Von dem altmodischen Grammophon im Logo des „Schalltot Collective“ darf man sich nicht in die Irre führen lassen. Seit sechs Jahren hat sich die Gruppe um Sacha Schmitz, Marc Nickts, Claudio Pianini, Luciano Lippis und Emile Hengen (v.l.n.r. – Antonio Martija fehlt) zum Sprungbrett für junge Alternativ-Bands gemausert.

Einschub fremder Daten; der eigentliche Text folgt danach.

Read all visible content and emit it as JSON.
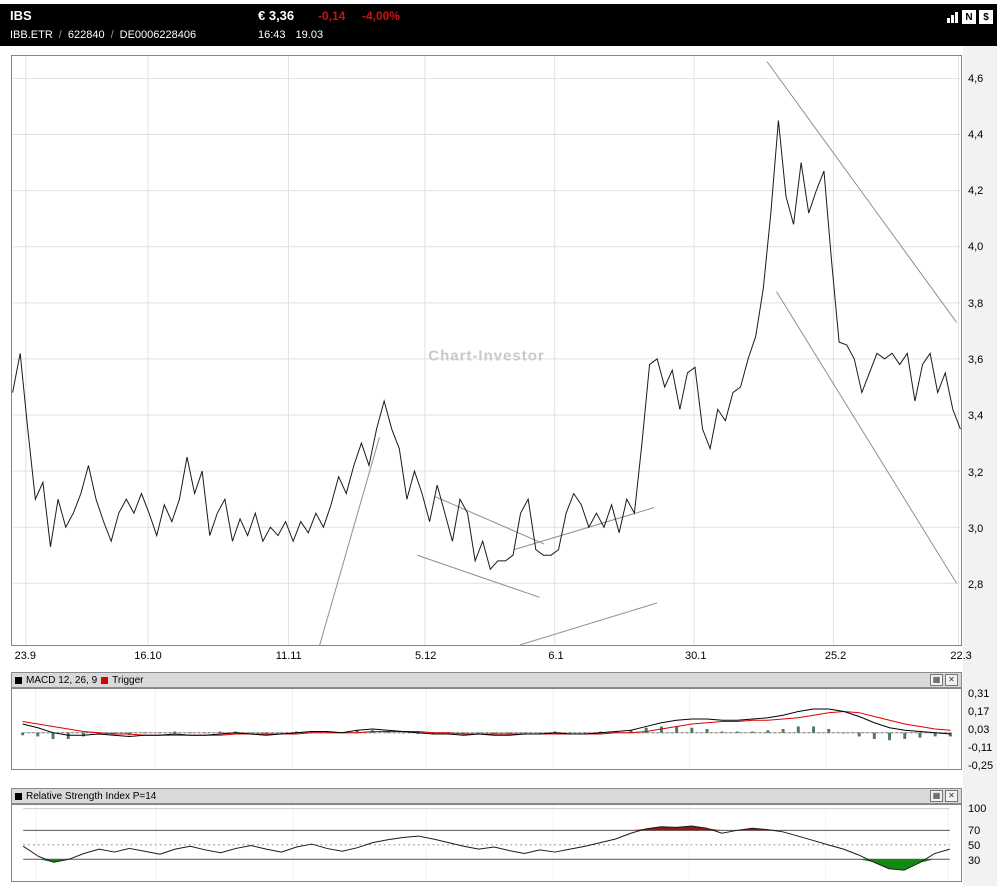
{
  "header": {
    "title": "IBS",
    "price": "€ 3,36",
    "change": "-0,14",
    "change_pct": "-4,00%",
    "symbol": "IBB.ETR",
    "separator": "/",
    "wkn": "622840",
    "isin": "DE0006228406",
    "time": "16:43",
    "date": "19.03",
    "icons": {
      "news_label": "N",
      "currency_label": "$"
    }
  },
  "panels": {
    "button_settings": "▦",
    "button_close": "✕",
    "macd": {
      "label": "MACD 12, 26, 9",
      "trigger_label": "Trigger"
    },
    "rsi": {
      "label": "Relative Strength Index P=14"
    }
  },
  "colors": {
    "negative": "#cc1111",
    "header_bg": "#000000",
    "panel_bar_bg": "#d9d9d9",
    "grid": "#e0e0e0",
    "trend": "#8f8f8f",
    "price_line": "#1a1a1a",
    "macd_line": "#000000",
    "trigger_line": "#dd0000",
    "histogram": "#4e7a5a",
    "rsi_line": "#1a1a1a",
    "rsi_overbought": "#8c1a1a",
    "rsi_oversold": "#128a12",
    "watermark": "#c9c9c9"
  },
  "chart_data": [
    {
      "id": "price",
      "type": "line",
      "title": "IBS price history",
      "watermark": "Chart-Investor",
      "ylim": [
        2.58,
        4.68
      ],
      "grid": true,
      "y_ticks": [
        {
          "label": "4,6",
          "v": 4.6
        },
        {
          "label": "4,4",
          "v": 4.4
        },
        {
          "label": "4,2",
          "v": 4.2
        },
        {
          "label": "4,0",
          "v": 4.0
        },
        {
          "label": "3,8",
          "v": 3.8
        },
        {
          "label": "3,6",
          "v": 3.6
        },
        {
          "label": "3,4",
          "v": 3.4
        },
        {
          "label": "3,2",
          "v": 3.2
        },
        {
          "label": "3,0",
          "v": 3.0
        },
        {
          "label": "2,8",
          "v": 2.8
        }
      ],
      "x_ticks": [
        {
          "label": "23.9",
          "pos": 0.014
        },
        {
          "label": "16.10",
          "pos": 0.143
        },
        {
          "label": "11.11",
          "pos": 0.291
        },
        {
          "label": "5.12",
          "pos": 0.435
        },
        {
          "label": "6.1",
          "pos": 0.572
        },
        {
          "label": "30.1",
          "pos": 0.719
        },
        {
          "label": "25.2",
          "pos": 0.866
        },
        {
          "label": "22.3",
          "pos": 0.998
        }
      ],
      "values": [
        3.48,
        3.62,
        3.35,
        3.1,
        3.16,
        2.93,
        3.1,
        3.0,
        3.05,
        3.12,
        3.22,
        3.1,
        3.02,
        2.95,
        3.05,
        3.1,
        3.05,
        3.12,
        3.05,
        2.97,
        3.08,
        3.02,
        3.1,
        3.25,
        3.12,
        3.2,
        2.97,
        3.05,
        3.1,
        2.95,
        3.03,
        2.97,
        3.05,
        2.95,
        3.0,
        2.97,
        3.02,
        2.95,
        3.02,
        2.98,
        3.05,
        3.0,
        3.08,
        3.18,
        3.12,
        3.22,
        3.3,
        3.22,
        3.35,
        3.45,
        3.35,
        3.28,
        3.1,
        3.2,
        3.12,
        3.02,
        3.15,
        3.05,
        2.95,
        3.1,
        3.05,
        2.88,
        2.95,
        2.85,
        2.88,
        2.88,
        2.9,
        3.05,
        3.1,
        2.92,
        2.9,
        2.9,
        2.92,
        3.05,
        3.12,
        3.08,
        3.0,
        3.05,
        3.0,
        3.08,
        2.98,
        3.1,
        3.05,
        3.3,
        3.58,
        3.6,
        3.5,
        3.56,
        3.42,
        3.55,
        3.57,
        3.35,
        3.28,
        3.42,
        3.38,
        3.48,
        3.5,
        3.6,
        3.68,
        3.85,
        4.12,
        4.45,
        4.18,
        4.08,
        4.3,
        4.12,
        4.2,
        4.27,
        3.95,
        3.66,
        3.65,
        3.6,
        3.48,
        3.55,
        3.62,
        3.6,
        3.62,
        3.58,
        3.62,
        3.45,
        3.58,
        3.62,
        3.48,
        3.55,
        3.42,
        3.35
      ],
      "trend_lines": [
        [
          0.324,
          2.58,
          0.387,
          3.32
        ],
        [
          0.427,
          2.9,
          0.556,
          2.75
        ],
        [
          0.445,
          3.11,
          0.561,
          2.94
        ],
        [
          0.529,
          2.92,
          0.677,
          3.07
        ],
        [
          0.535,
          2.58,
          0.68,
          2.73
        ],
        [
          0.796,
          4.66,
          0.996,
          3.73
        ],
        [
          0.806,
          3.84,
          0.996,
          2.8
        ]
      ]
    },
    {
      "id": "macd",
      "type": "line",
      "title": "MACD 12, 26, 9 with Trigger and histogram",
      "ylim": [
        -0.29,
        0.35
      ],
      "zero_line": 0,
      "y_ticks": [
        {
          "label": "0,31",
          "v": 0.31
        },
        {
          "label": "0,17",
          "v": 0.17
        },
        {
          "label": "0,03",
          "v": 0.03
        },
        {
          "label": "-0,11",
          "v": -0.11
        },
        {
          "label": "-0,25",
          "v": -0.25
        }
      ],
      "macd": [
        0.07,
        0.04,
        0.0,
        -0.02,
        -0.02,
        -0.01,
        -0.02,
        -0.03,
        -0.02,
        -0.02,
        -0.01,
        -0.02,
        -0.02,
        -0.01,
        0.0,
        -0.01,
        -0.02,
        -0.01,
        0.0,
        0.01,
        0.01,
        0.0,
        0.02,
        0.03,
        0.02,
        0.01,
        0.0,
        -0.01,
        -0.01,
        -0.02,
        -0.01,
        -0.02,
        -0.02,
        -0.01,
        -0.01,
        0.0,
        -0.01,
        -0.01,
        0.0,
        0.01,
        0.02,
        0.05,
        0.08,
        0.1,
        0.11,
        0.11,
        0.1,
        0.1,
        0.11,
        0.12,
        0.14,
        0.17,
        0.19,
        0.19,
        0.17,
        0.13,
        0.08,
        0.04,
        0.02,
        0.01,
        0.0,
        -0.01
      ],
      "trigger": [
        0.09,
        0.07,
        0.05,
        0.03,
        0.01,
        0.0,
        -0.01,
        -0.01,
        -0.02,
        -0.02,
        -0.02,
        -0.02,
        -0.02,
        -0.02,
        -0.01,
        -0.01,
        -0.01,
        -0.01,
        -0.01,
        0.0,
        0.0,
        0.0,
        0.0,
        0.01,
        0.01,
        0.01,
        0.01,
        0.0,
        0.0,
        -0.01,
        -0.01,
        -0.01,
        -0.01,
        -0.01,
        -0.01,
        -0.01,
        -0.01,
        -0.01,
        -0.01,
        0.0,
        0.0,
        0.01,
        0.03,
        0.05,
        0.07,
        0.08,
        0.09,
        0.09,
        0.1,
        0.1,
        0.11,
        0.12,
        0.14,
        0.16,
        0.17,
        0.16,
        0.13,
        0.1,
        0.07,
        0.05,
        0.03,
        0.02
      ]
    },
    {
      "id": "rsi",
      "type": "line",
      "title": "Relative Strength Index P=14",
      "ylim": [
        0,
        105
      ],
      "guide_levels": {
        "solid": [
          70,
          30
        ],
        "dashed": [
          50
        ],
        "light": [
          100
        ]
      },
      "y_ticks": [
        {
          "label": "100",
          "v": 100
        },
        {
          "label": "70",
          "v": 70
        },
        {
          "label": "50",
          "v": 50
        },
        {
          "label": "30",
          "v": 30
        }
      ],
      "values": [
        48,
        34,
        26,
        30,
        38,
        44,
        40,
        45,
        41,
        37,
        44,
        48,
        43,
        39,
        45,
        49,
        44,
        40,
        47,
        51,
        45,
        41,
        46,
        53,
        57,
        60,
        62,
        58,
        53,
        48,
        44,
        47,
        42,
        38,
        43,
        40,
        44,
        48,
        53,
        58,
        66,
        72,
        75,
        74,
        76,
        73,
        66,
        70,
        73,
        71,
        68,
        62,
        56,
        50,
        44,
        36,
        26,
        17,
        15,
        25,
        38,
        44
      ]
    }
  ]
}
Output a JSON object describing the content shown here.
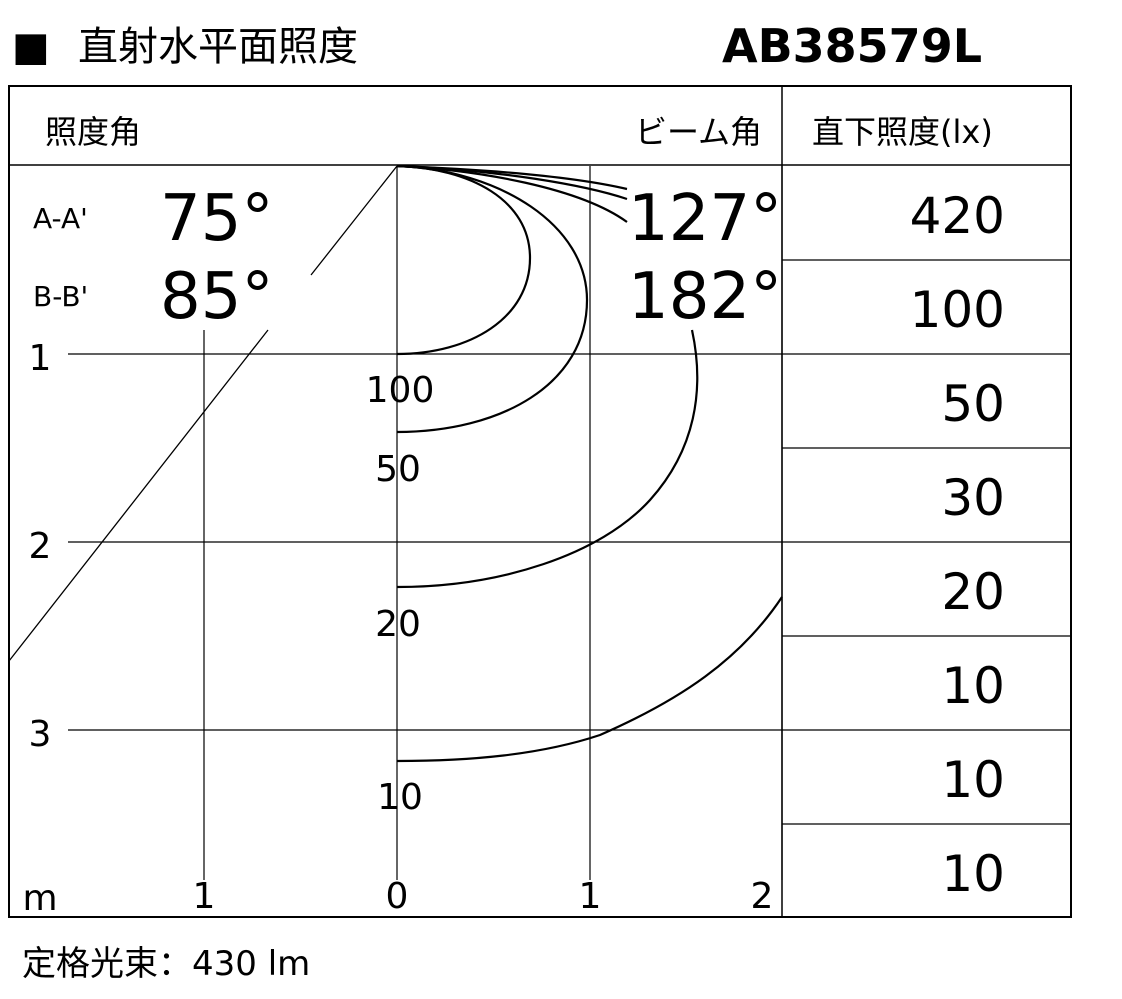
{
  "header": {
    "title_marker": "■",
    "title": "直射水平面照度",
    "model": "AB38579L"
  },
  "table_header": {
    "illum_angle_label": "照度角",
    "beam_angle_label": "ビーム角",
    "direct_label": "直下照度(lx)"
  },
  "angles": [
    {
      "name": "A-A'",
      "illum_angle": "75°",
      "beam_angle": "127°"
    },
    {
      "name": "B-B'",
      "illum_angle": "85°",
      "beam_angle": "182°"
    }
  ],
  "direct_lux": [
    "420",
    "100",
    "50",
    "30",
    "20",
    "10",
    "10",
    "10"
  ],
  "distance_ticks": [
    "1",
    "2",
    "3"
  ],
  "horizontal_ticks": {
    "unit": "m",
    "labels": [
      "1",
      "0",
      "1",
      "2"
    ]
  },
  "contour_labels": [
    "100",
    "50",
    "20",
    "10"
  ],
  "footer": {
    "flux_label": "定格光束：430 lm"
  }
}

In der Brasserie „911“ in Belvaux und vorher im
„Marignan“ in Athus organisieren sie regelmäßig Konzerte mit angesagten Vertretern der internationalen Independent-Szene, wie zum Beispiel Honey for Petzi, immerhin Schützlinge von Nirvana-Produzent Steve Albini, aber auch mit nationalen Bands, meistens Richtung laut bis düster

„Wir müssen die Blockaden in den Köpfen niederreißen“, sagt Marc, im Namen des Kollektivs zum Interview abkommandiert. Immer noch hätten viele Leute das Gefühl, dass in Luxemburg musikalisch nichts los sei, dabei habe sich seit Ende der 90er vieles verändert. Als sie sich „Schalltot“ tauften, taten sie das im Bezug auf die Ebbe in der damaligen Musiklandschaft. Der „Schall von außen“ sei in Luxemburg gebrochen, heißt es etwas umständlich in „Do the Evolution“, der Broschüre zum aktuellen Stand der hiesigen Szene. „Im Vergleich zu anderen Ländern schien es als würde unser Land still liegen.“

Das darf nicht sein, dachten sich die Jungs und begannen Kontakte im In- und Ausland zu knüpfen. In erster Linie ging es Schalltot darum, den luxemburgischen MusikerInnen gute Konzertbedingungen zu bieten – das heißt erst einmal, einen Ort zu finden, an dem Gigs stattfinden konnten. Der Rock ist nicht gerade das liebste Kind der Luxemburger, schon gar nicht der von der lauten Sorte. Als sich die Blues-Bands in den 80ern und frühen 90ern die Klinke in die Hand drückten, sah die Welt noch rosiger aus. Heute sind kleine Cafés, in denen Bands vor dreißig bis fünfzig Leuten spielen können, rar gesät. Das Marignan, jahrelang Treff der Alternativ-Szene aus dem Grenzgebiet, musste im Sommer 2004 seine Türen für Konzerte schließen, weil Nachbarn sich über den Lärm beklagten – und auch über die Sorte Publikum, die zu diesen Auftritten kam.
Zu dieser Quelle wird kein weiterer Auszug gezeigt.